Meadows, a former member of Congress, is a gregarious presence at the White House whose position requires him to interact with people throughout the West Wing and frequently takes him to the residential part of the White House to meet with the president.

On Tuesday night, Meadows was at Trump’s election party at the White House, which included several hundred people gathered in the East Room for several hours, many of them not wearing masks as they mingled while watching the election returns.

The president’s chief of staff was also in contact with a coterie of aides earlier in the day at the Trump campaign headquarters in Virginia, crammed into a tight space, where he was not wearing a mask as the president greeted campaign workers.

During the pandemic, Meadows has pushed for a focus on efforts to revive the economy and only sporadically wore a mask as he traveled with the president or attended some crowded events in the Oval Office.

Like Trump, Meadows often mocked reporters who wore masks around him, saying the face coverings muffled their voices. A video clip of Meadows refusing to give a statement to reporters at the Capitol because they asked him to wear his mask was widely shared across social media.
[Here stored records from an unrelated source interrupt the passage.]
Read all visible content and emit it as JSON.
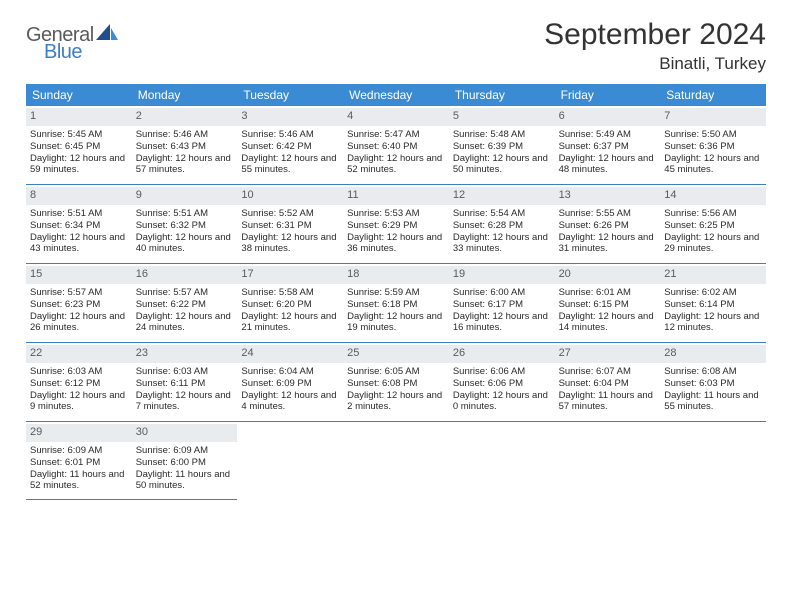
{
  "logo": {
    "general": "General",
    "blue": "Blue"
  },
  "title": "September 2024",
  "location": "Binatli, Turkey",
  "colors": {
    "header_bg": "#3b8bd4",
    "border": "#3b7fc4",
    "daynum_bg": "#e9ecef",
    "text": "#2a2a2a",
    "text_muted": "#5a5a5a",
    "logo_blue": "#3b7fc4",
    "logo_dark": "#1f4e8c"
  },
  "day_names": [
    "Sunday",
    "Monday",
    "Tuesday",
    "Wednesday",
    "Thursday",
    "Friday",
    "Saturday"
  ],
  "weeks": [
    [
      {
        "n": "1",
        "sr": "5:45 AM",
        "ss": "6:45 PM",
        "dl": "12 hours and 59 minutes."
      },
      {
        "n": "2",
        "sr": "5:46 AM",
        "ss": "6:43 PM",
        "dl": "12 hours and 57 minutes."
      },
      {
        "n": "3",
        "sr": "5:46 AM",
        "ss": "6:42 PM",
        "dl": "12 hours and 55 minutes."
      },
      {
        "n": "4",
        "sr": "5:47 AM",
        "ss": "6:40 PM",
        "dl": "12 hours and 52 minutes."
      },
      {
        "n": "5",
        "sr": "5:48 AM",
        "ss": "6:39 PM",
        "dl": "12 hours and 50 minutes."
      },
      {
        "n": "6",
        "sr": "5:49 AM",
        "ss": "6:37 PM",
        "dl": "12 hours and 48 minutes."
      },
      {
        "n": "7",
        "sr": "5:50 AM",
        "ss": "6:36 PM",
        "dl": "12 hours and 45 minutes."
      }
    ],
    [
      {
        "n": "8",
        "sr": "5:51 AM",
        "ss": "6:34 PM",
        "dl": "12 hours and 43 minutes."
      },
      {
        "n": "9",
        "sr": "5:51 AM",
        "ss": "6:32 PM",
        "dl": "12 hours and 40 minutes."
      },
      {
        "n": "10",
        "sr": "5:52 AM",
        "ss": "6:31 PM",
        "dl": "12 hours and 38 minutes."
      },
      {
        "n": "11",
        "sr": "5:53 AM",
        "ss": "6:29 PM",
        "dl": "12 hours and 36 minutes."
      },
      {
        "n": "12",
        "sr": "5:54 AM",
        "ss": "6:28 PM",
        "dl": "12 hours and 33 minutes."
      },
      {
        "n": "13",
        "sr": "5:55 AM",
        "ss": "6:26 PM",
        "dl": "12 hours and 31 minutes."
      },
      {
        "n": "14",
        "sr": "5:56 AM",
        "ss": "6:25 PM",
        "dl": "12 hours and 29 minutes."
      }
    ],
    [
      {
        "n": "15",
        "sr": "5:57 AM",
        "ss": "6:23 PM",
        "dl": "12 hours and 26 minutes."
      },
      {
        "n": "16",
        "sr": "5:57 AM",
        "ss": "6:22 PM",
        "dl": "12 hours and 24 minutes."
      },
      {
        "n": "17",
        "sr": "5:58 AM",
        "ss": "6:20 PM",
        "dl": "12 hours and 21 minutes."
      },
      {
        "n": "18",
        "sr": "5:59 AM",
        "ss": "6:18 PM",
        "dl": "12 hours and 19 minutes."
      },
      {
        "n": "19",
        "sr": "6:00 AM",
        "ss": "6:17 PM",
        "dl": "12 hours and 16 minutes."
      },
      {
        "n": "20",
        "sr": "6:01 AM",
        "ss": "6:15 PM",
        "dl": "12 hours and 14 minutes."
      },
      {
        "n": "21",
        "sr": "6:02 AM",
        "ss": "6:14 PM",
        "dl": "12 hours and 12 minutes."
      }
    ],
    [
      {
        "n": "22",
        "sr": "6:03 AM",
        "ss": "6:12 PM",
        "dl": "12 hours and 9 minutes."
      },
      {
        "n": "23",
        "sr": "6:03 AM",
        "ss": "6:11 PM",
        "dl": "12 hours and 7 minutes."
      },
      {
        "n": "24",
        "sr": "6:04 AM",
        "ss": "6:09 PM",
        "dl": "12 hours and 4 minutes."
      },
      {
        "n": "25",
        "sr": "6:05 AM",
        "ss": "6:08 PM",
        "dl": "12 hours and 2 minutes."
      },
      {
        "n": "26",
        "sr": "6:06 AM",
        "ss": "6:06 PM",
        "dl": "12 hours and 0 minutes."
      },
      {
        "n": "27",
        "sr": "6:07 AM",
        "ss": "6:04 PM",
        "dl": "11 hours and 57 minutes."
      },
      {
        "n": "28",
        "sr": "6:08 AM",
        "ss": "6:03 PM",
        "dl": "11 hours and 55 minutes."
      }
    ],
    [
      {
        "n": "29",
        "sr": "6:09 AM",
        "ss": "6:01 PM",
        "dl": "11 hours and 52 minutes."
      },
      {
        "n": "30",
        "sr": "6:09 AM",
        "ss": "6:00 PM",
        "dl": "11 hours and 50 minutes."
      },
      null,
      null,
      null,
      null,
      null
    ]
  ],
  "labels": {
    "sunrise": "Sunrise:",
    "sunset": "Sunset:",
    "daylight": "Daylight:"
  }
}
He has also been among the West Wing officials who have favored minimizing the public appearances of Dr. Anthony Fauci, the nation’s top infectious disease expert, who has issued far more dire warnings about the threat of the virus than Trump has wanted to have publicly declared.

In the waning days of the presidential campaign, Meadows made unwanted headlines when he acknowledged during a television interview that the government would not be able “control” the pandemic. Critics and Trump’s political rivals seized on the comment as evidence that the administration had given up on fighting the virus.

“We are not going to control the pandemic,” Meadows told Jake Tapper, the host of “State of the Union” on CNN. “We are going to control the fact that we get vaccines, therapeutics and other mitigation areas.”

Meadows was one of few people fully briefed on Trump’s own bout of COVID-19, which the president announced Oct. 2. He was involved in coaxing a reluctant Trump to go voluntarily to Walter Reed National Military Medical Center at a time when the president was resisting such a move but his oxygen levels had dropped and he had a high fever.

But Meadows also had a starring role in an episode that enraged Trump the day after the president was flown to the hospital. After Trump’s doctor, Sean Conley, did not answer questions honestly about the president’s symptoms, Meadows approached a small group of reporters in the White House pool and gave a more candid assessment that the president was not quite out of the woods.

He gave it on the assumption he would not be identified, but a C-SPAN camera captured Meadows talking to the reporters. Trump was livid when he learned that Meadows had said something revealing about his medical condition.

A few weeks later, when Short and four other aides to Pence fell ill, The Times reported that Meadows had sought to keep the information secret.

People close to Meadows insisted he had merely wanted contact-tracing to take place before any information became public. But he all but confirmed in an interview with Tapper, who asked about The Times’ reporting, that he did not believe the White House should discuss the health of anyone other than the president or the vice president.

Meadows did not respond to a request for comment Friday night. A White House spokesman also declined to comment, citing a need to maintain privacy of personnel health matters.